Significant weight loss is possible on all plans. The median loss among respondents who reported their before and after weight was about 18 pounds for men and 15 pounds for women. That was enough to move many of them from obese to overweight or from overweight to a healthy weight. And they did it on all 13 diets.
What works for weight loss: Psychologists weigh in
As a companion to our survey of dieters, we worked with the American Psychological Association to survey 1,328 licensed psychologists on how they dealt with patients’ weight and weight-loss challenges in their practice. They repeatedly identified emotional factors as not only an important factor in clients’ weight problems but also the major barrier to overcoming them.
Asked what they found helpful, seven of 10 psychologists who worked with patients on their weight problems identified these three strategies as “excellent” or “good”:
• Cognitive therapy, which helps people identify and correct dysfunctional thoughts that lead to unhelpful emotions and behaviors.
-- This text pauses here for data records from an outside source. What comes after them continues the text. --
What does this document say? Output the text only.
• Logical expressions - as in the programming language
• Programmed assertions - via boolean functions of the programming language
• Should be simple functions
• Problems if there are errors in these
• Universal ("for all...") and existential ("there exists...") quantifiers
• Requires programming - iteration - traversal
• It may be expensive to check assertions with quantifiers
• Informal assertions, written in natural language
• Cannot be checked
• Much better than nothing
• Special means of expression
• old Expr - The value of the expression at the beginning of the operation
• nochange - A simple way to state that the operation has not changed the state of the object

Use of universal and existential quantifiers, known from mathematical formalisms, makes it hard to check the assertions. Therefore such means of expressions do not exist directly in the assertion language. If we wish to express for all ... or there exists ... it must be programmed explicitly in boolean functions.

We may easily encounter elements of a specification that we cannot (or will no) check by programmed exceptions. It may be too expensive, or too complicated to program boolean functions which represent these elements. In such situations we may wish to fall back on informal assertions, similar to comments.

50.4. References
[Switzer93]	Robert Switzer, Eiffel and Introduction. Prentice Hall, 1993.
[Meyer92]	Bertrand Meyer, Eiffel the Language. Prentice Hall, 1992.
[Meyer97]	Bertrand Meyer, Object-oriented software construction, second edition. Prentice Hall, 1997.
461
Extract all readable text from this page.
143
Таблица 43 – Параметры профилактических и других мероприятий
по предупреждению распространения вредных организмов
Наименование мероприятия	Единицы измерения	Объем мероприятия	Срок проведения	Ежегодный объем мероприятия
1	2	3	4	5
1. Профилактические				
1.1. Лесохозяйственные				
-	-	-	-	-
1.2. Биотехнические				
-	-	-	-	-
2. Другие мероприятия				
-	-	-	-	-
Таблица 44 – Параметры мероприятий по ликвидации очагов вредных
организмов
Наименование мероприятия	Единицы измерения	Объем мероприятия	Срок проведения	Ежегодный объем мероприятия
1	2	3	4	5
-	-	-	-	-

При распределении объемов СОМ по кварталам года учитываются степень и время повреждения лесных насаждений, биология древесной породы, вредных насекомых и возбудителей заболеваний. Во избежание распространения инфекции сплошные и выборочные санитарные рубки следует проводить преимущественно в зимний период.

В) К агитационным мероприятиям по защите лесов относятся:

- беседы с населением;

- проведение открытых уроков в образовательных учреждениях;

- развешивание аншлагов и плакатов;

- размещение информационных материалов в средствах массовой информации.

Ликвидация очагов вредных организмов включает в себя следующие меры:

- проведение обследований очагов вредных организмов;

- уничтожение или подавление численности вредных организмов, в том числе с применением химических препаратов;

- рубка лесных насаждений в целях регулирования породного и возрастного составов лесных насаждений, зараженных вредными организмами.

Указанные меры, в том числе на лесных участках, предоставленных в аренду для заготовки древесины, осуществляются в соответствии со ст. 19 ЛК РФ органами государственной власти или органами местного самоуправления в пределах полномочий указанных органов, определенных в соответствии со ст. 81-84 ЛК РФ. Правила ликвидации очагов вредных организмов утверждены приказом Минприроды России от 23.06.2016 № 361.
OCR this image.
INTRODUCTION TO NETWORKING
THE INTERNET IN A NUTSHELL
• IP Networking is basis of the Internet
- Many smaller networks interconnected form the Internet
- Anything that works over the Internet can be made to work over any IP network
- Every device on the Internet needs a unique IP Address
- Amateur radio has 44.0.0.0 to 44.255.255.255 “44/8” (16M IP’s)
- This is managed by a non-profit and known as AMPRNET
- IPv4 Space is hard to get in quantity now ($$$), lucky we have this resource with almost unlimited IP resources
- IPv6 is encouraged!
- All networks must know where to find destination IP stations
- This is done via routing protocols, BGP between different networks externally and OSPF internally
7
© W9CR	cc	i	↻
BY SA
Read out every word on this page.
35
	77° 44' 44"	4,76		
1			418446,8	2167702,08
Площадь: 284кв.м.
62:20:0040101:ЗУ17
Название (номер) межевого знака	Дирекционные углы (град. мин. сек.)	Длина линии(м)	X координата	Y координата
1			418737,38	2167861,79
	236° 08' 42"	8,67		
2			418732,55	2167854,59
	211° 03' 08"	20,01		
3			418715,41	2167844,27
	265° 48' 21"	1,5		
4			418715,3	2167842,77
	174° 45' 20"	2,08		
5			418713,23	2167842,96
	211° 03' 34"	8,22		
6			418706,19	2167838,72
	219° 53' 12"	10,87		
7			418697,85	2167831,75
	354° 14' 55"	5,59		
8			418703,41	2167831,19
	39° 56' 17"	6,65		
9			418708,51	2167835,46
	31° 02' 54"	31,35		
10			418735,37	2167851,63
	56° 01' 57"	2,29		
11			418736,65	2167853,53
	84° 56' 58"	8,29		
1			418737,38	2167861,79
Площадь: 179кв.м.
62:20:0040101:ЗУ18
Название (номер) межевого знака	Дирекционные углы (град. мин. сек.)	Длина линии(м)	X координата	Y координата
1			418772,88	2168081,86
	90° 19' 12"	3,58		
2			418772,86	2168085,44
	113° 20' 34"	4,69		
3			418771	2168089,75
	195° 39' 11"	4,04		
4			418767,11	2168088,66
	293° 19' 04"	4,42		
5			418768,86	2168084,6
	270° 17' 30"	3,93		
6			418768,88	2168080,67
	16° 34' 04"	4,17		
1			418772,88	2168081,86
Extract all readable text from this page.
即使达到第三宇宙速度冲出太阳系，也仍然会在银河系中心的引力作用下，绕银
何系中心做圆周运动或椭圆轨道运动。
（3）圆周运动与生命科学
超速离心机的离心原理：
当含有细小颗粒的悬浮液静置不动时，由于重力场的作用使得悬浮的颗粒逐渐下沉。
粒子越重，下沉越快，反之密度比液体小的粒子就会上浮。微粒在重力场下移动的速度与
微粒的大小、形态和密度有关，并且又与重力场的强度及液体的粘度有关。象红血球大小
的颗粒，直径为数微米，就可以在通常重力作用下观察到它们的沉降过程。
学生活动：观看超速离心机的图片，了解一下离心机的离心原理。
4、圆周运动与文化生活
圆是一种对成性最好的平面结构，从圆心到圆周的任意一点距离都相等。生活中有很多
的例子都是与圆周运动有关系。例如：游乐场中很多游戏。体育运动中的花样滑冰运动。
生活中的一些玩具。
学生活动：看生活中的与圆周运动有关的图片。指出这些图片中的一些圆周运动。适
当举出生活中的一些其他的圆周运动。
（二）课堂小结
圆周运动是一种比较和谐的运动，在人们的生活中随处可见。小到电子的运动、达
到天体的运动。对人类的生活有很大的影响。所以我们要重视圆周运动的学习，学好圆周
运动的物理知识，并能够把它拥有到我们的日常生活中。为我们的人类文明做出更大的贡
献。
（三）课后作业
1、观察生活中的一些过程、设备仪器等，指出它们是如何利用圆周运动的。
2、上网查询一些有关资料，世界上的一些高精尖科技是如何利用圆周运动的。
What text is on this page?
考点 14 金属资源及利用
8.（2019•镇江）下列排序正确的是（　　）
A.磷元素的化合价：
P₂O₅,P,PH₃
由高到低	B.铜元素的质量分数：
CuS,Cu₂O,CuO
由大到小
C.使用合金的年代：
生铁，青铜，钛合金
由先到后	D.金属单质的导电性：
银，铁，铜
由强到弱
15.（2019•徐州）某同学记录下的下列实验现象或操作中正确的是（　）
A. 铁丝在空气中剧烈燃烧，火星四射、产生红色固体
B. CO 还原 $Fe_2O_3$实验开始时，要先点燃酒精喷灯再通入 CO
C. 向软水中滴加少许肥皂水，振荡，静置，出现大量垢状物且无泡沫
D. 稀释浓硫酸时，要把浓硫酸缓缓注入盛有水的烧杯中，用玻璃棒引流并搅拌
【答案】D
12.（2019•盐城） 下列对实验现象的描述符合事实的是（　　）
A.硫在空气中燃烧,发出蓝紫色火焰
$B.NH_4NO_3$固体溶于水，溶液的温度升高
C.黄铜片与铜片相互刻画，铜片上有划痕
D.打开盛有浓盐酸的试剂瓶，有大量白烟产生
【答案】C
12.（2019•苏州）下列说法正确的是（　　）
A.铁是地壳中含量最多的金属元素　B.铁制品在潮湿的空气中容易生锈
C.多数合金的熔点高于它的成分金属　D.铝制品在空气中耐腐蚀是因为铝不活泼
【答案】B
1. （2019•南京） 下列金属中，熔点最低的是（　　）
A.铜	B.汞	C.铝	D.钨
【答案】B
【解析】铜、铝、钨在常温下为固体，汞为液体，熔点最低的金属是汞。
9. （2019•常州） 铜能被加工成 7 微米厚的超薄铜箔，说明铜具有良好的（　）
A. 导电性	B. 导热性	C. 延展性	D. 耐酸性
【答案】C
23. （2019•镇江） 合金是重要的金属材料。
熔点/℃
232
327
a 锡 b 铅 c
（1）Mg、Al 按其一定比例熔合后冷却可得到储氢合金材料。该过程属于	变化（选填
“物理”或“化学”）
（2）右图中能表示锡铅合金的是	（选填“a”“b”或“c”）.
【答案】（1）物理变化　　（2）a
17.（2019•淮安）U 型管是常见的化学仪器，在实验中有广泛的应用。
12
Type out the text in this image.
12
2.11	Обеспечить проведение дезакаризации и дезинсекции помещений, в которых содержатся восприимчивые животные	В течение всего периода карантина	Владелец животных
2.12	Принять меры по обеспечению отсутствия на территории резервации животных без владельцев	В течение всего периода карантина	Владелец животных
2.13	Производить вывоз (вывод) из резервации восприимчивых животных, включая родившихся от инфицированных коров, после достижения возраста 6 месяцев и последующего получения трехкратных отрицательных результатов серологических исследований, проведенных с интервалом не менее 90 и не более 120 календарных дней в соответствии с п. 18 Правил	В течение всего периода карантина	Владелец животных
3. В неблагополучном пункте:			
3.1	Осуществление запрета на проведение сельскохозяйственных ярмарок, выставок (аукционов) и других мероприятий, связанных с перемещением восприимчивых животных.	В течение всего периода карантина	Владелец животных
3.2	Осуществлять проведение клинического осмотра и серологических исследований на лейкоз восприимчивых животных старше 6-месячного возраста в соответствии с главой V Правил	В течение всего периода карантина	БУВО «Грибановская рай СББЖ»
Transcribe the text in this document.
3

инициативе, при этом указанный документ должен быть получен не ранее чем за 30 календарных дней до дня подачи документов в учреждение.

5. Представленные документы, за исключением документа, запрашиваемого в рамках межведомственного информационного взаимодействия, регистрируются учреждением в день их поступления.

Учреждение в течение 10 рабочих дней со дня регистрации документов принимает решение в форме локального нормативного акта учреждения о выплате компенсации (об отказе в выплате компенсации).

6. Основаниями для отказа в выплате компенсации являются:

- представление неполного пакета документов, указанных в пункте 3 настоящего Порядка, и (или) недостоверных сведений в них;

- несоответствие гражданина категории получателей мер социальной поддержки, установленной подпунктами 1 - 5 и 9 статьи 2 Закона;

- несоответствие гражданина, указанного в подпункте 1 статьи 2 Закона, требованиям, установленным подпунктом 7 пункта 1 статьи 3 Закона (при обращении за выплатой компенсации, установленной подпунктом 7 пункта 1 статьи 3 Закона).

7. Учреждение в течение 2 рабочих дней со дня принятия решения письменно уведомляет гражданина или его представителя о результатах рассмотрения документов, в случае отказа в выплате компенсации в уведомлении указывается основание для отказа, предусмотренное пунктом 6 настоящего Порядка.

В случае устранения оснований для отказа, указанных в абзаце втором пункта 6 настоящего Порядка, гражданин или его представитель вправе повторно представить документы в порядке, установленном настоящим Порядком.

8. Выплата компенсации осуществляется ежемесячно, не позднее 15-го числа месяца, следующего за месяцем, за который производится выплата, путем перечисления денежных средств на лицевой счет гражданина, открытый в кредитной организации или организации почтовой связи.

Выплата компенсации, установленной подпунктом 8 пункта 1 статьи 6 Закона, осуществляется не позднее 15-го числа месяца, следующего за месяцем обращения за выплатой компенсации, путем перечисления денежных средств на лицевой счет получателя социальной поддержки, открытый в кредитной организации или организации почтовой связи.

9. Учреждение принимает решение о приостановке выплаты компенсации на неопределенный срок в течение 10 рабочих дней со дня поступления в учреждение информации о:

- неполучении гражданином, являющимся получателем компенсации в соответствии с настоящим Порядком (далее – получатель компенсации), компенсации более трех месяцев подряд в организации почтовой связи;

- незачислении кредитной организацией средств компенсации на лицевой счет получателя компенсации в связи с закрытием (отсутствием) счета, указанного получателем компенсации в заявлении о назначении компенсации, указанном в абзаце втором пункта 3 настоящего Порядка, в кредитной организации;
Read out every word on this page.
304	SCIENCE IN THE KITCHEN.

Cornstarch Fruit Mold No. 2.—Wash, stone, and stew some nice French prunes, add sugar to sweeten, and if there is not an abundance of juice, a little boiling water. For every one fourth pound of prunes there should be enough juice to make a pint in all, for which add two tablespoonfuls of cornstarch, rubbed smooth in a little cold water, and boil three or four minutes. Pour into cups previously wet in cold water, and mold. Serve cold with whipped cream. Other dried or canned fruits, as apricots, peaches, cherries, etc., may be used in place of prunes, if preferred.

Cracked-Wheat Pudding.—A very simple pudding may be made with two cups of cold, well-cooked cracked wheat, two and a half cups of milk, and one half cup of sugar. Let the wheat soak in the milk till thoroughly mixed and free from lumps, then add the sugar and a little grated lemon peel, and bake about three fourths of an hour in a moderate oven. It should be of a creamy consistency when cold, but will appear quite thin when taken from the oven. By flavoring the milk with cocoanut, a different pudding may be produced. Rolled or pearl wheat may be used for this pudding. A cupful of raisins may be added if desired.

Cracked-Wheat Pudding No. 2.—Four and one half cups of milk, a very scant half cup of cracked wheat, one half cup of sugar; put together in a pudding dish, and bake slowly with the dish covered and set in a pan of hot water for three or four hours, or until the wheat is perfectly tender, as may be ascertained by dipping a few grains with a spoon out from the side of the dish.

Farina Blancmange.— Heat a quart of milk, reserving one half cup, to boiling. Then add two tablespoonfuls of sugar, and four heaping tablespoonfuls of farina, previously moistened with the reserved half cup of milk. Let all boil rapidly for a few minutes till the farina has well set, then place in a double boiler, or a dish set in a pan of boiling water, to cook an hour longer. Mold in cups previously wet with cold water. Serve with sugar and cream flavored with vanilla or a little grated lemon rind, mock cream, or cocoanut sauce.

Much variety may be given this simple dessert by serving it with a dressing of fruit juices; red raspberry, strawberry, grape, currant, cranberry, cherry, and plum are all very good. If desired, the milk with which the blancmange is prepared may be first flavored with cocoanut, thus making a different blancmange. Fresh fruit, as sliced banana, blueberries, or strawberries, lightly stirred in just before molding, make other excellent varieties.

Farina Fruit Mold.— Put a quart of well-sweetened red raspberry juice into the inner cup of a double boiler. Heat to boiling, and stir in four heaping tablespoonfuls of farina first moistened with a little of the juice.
For example, someone who eats a cookie at a party might blame it on a lack of willpower, conclude she’ll never get the weight off, then proceed to eat more cookies. Cognitive therapy would teach the person to think of the cookie as a one-time-only slip-up, because everybody makes mistakes.
• Problem-solving aimed at overcoming barriers to weight loss. A patient who says he’s too tired after work to go to the gym might consider, with the therapist’s help, alternatives such as a run or walk at lunchtime or working out in the morning or on weekends.
• Mindfulness training, an approach that trains people to allow negative thoughts and emotions to come and go without dwelling on them, and instead concentrate on living and enjoying the moment.
Many of the psychologists said they collaborated with other professionals to help clients with weight problems. Though primary-care physicians were the most common partner cited, the psychologists found that colleagues specializing in weight issues, nutritionists, and registered dietitians—were the most helpful in addressing weight issues.